To illustrate my point, I'll compare "Twisted" to two other documentaries in a similar vein: "King of Kong" (about a Donkey Kong video game competition) and "Ambassadors of Hollywood" (about the people who dress up as movie characters and strut Hollywood Boulevard for a living). All 3 documentaries center around some oddball hobby or profession. All 3 documentaries attempt to draw us into a seemingly silly profession by giving us insight into the people who choose it. But I feel like "Twisted" missed some great opportunities to give us some drama and fun like the other two.

In "King of Kong" the angle is that there is a bitter rivalry between two contestants, the "good guy" who is shown to be sweet and gentle vs. the "bad guy" who is shown to be a douchebag. Already the stage is set for a thrilling story, even though we're just watching adults play video games. Similarly in "Ambassadors of Hollywood" there are many tense conflicts such as the psychotic Batman character who doesn't want anyone setting foot on his turf, or the antagonism between the police chief and these "vagrants" on Hollywood Blvd. By dramatizing a situation, a good documentary pulls us in even if we don't find the subject matter itself interesting.

But "Twisted" stays cutesy and straightforward, no conflicts, no insanity, nothing but a bunch of people having a good time. There were one or two opportunities where the documentary could've really milked it for some good natured fun, such as the fact that a "gospel balloon twisting" expo was right across the hall from an "adult (X rated) balloon twisting" expo. There could have been some hilarious rivalry between the two camps, but instead it's just left at what I told you. No juicy battles between good and evil.

OK, you're saying, you don't need drama.You just want to be impressed by the flying octopus, Trojan horse and 100ft soccer players made out of balloons as advertised on the DVD box. Therein lies another deception. These marvelous creations did not occur at the convention being shown. They happened in prior years in other countries, and this documentary mentions them only in passing with some shots of the finished products. We don't really see anyone working on them, much less any of the 8 characters who are the focus of this documentary.

OK, you say, well as long as we get to see some impressive fast-paced balloon making, that's good enough. Another missed opportunity there. Yes, we do see some impressive creations, but for the most part they aren't anything you wouldn't expect at a birthday party. And you never get to see anything from start to finish, only clips of the process. Pretty soon you realize this isn't so much about the art of balloon making as it is about people who make balloon art.

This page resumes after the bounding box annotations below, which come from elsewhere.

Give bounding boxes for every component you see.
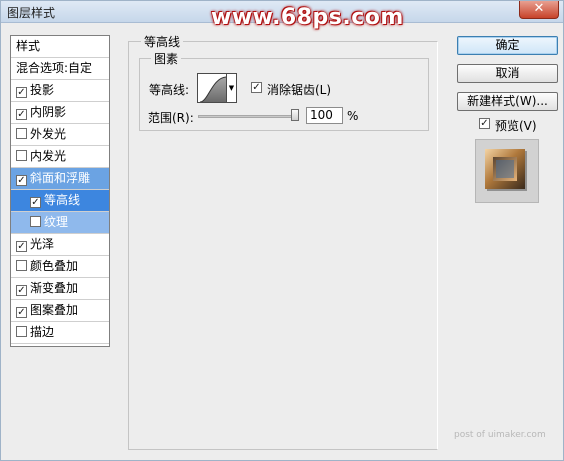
list-item-label: 图案叠加 <box>30 303 79 317</box>
contour-group-title: 等高线 <box>141 33 184 50</box>
list-item-drop-shadow[interactable]: ✓ 投影 <box>11 80 109 102</box>
range-slider-thumb[interactable] <box>291 109 299 121</box>
contour-curve-picker[interactable] <box>197 73 227 103</box>
range-input[interactable]: 100 <box>306 107 343 124</box>
list-item-label: 纹理 <box>44 215 69 229</box>
gradient-overlay-checkbox[interactable]: ✓ <box>16 285 27 296</box>
bevel-emboss-checkbox[interactable]: ✓ <box>16 175 27 186</box>
list-item-label: 描边 <box>30 325 55 339</box>
list-item-label: 内发光 <box>30 149 67 163</box>
list-item-bevel-emboss[interactable]: ✓ 斜面和浮雕 <box>11 168 109 190</box>
elements-group-title: 图素 <box>151 50 182 67</box>
inner-glow-checkbox[interactable] <box>16 150 27 161</box>
styles-header[interactable]: 样式 <box>11 36 109 58</box>
list-item-label: 斜面和浮雕 <box>30 171 91 185</box>
cancel-button[interactable]: 取消 <box>457 64 558 83</box>
list-item-label: 渐变叠加 <box>30 281 79 295</box>
list-item-inner-shadow[interactable]: ✓ 内阴影 <box>11 102 109 124</box>
list-item-color-overlay[interactable]: 颜色叠加 <box>11 256 109 278</box>
style-preview-thumbnail <box>475 139 539 203</box>
ok-button[interactable]: 确定 <box>457 36 558 55</box>
list-item-contour[interactable]: ✓ 等高线 <box>11 190 109 212</box>
texture-checkbox[interactable] <box>30 216 41 227</box>
list-item-pattern-overlay[interactable]: ✓ 图案叠加 <box>11 300 109 322</box>
blend-options-item[interactable]: 混合选项:自定 <box>11 58 109 80</box>
list-item-label: 投影 <box>30 83 55 97</box>
list-item-inner-glow[interactable]: 内发光 <box>11 146 109 168</box>
range-unit: % <box>347 109 359 123</box>
drop-shadow-checkbox[interactable]: ✓ <box>16 87 27 98</box>
list-item-label: 颜色叠加 <box>30 259 79 273</box>
list-item-texture[interactable]: 纹理 <box>11 212 109 234</box>
list-item-label: 外发光 <box>30 127 67 141</box>
list-item-satin[interactable]: ✓ 光泽 <box>11 234 109 256</box>
list-item-label: 光泽 <box>30 237 55 251</box>
layer-style-dialog: 图层样式 ✕ www.68ps.com 样式 混合选项:自定 ✓ 投影 ✓ 内阴影 … <box>0 0 564 461</box>
contour-checkbox[interactable]: ✓ <box>30 197 41 208</box>
preview-label[interactable]: 预览(V) <box>495 117 537 134</box>
antialias-label[interactable]: 消除锯齿(L) <box>267 81 331 98</box>
preview-bevel-icon <box>485 149 527 191</box>
outer-glow-checkbox[interactable] <box>16 128 27 139</box>
list-item-gradient-overlay[interactable]: ✓ 渐变叠加 <box>11 278 109 300</box>
list-item-stroke[interactable]: 描边 <box>11 322 109 344</box>
styles-list: 样式 混合选项:自定 ✓ 投影 ✓ 内阴影 外发光 内发光 ✓ 斜面和浮雕 ✓ 等高线 … <box>10 35 110 347</box>
color-overlay-checkbox[interactable] <box>16 260 27 271</box>
preview-checkbox[interactable]: ✓ <box>479 118 490 129</box>
contour-curve-icon <box>199 76 226 102</box>
contour-label: 等高线: <box>149 83 190 97</box>
satin-checkbox[interactable]: ✓ <box>16 241 27 252</box>
window-title: 图层样式 <box>7 6 56 20</box>
footer-credit: post of uimaker.com <box>454 430 546 440</box>
range-label: 范围(R): <box>148 111 194 125</box>
new-style-button[interactable]: 新建样式(W)... <box>457 92 558 111</box>
stroke-checkbox[interactable] <box>16 326 27 337</box>
list-item-label: 等高线 <box>44 193 81 207</box>
contour-dropdown-arrow-icon[interactable]: ▼ <box>227 73 237 103</box>
list-item-outer-glow[interactable]: 外发光 <box>11 124 109 146</box>
antialias-checkbox[interactable]: ✓ <box>251 82 262 93</box>
site-watermark: www.68ps.com <box>211 5 404 30</box>
range-slider-track[interactable] <box>198 115 299 118</box>
inner-shadow-checkbox[interactable]: ✓ <box>16 109 27 120</box>
list-item-label: 内阴影 <box>30 105 67 119</box>
pattern-overlay-checkbox[interactable]: ✓ <box>16 307 27 318</box>
close-button[interactable]: ✕ <box>519 1 559 19</box>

And with that as the case, if the characters themselves aren't quirky enough to hold your attention, and if there is no drama to keep things interesting, this becomes a somewhat uneventful ride.

If you are genuinely interested in balloon twisting, then this might be a nice documentary to watch for the heck of it. But if you are looking for a quirky, hilarious, wide grinning experience as this is marketed, you might be better off with the other two docs I mentioned, "King of Kong" and "Ambassadors of Hollywood". I'll add one more genuinely hilarious and quirky documentary "Anvil! The Story of Anvil" which is about, you guessed it, a not-so-famous metal band from the 80s which attempts to stage a comeback tour, with surprising results.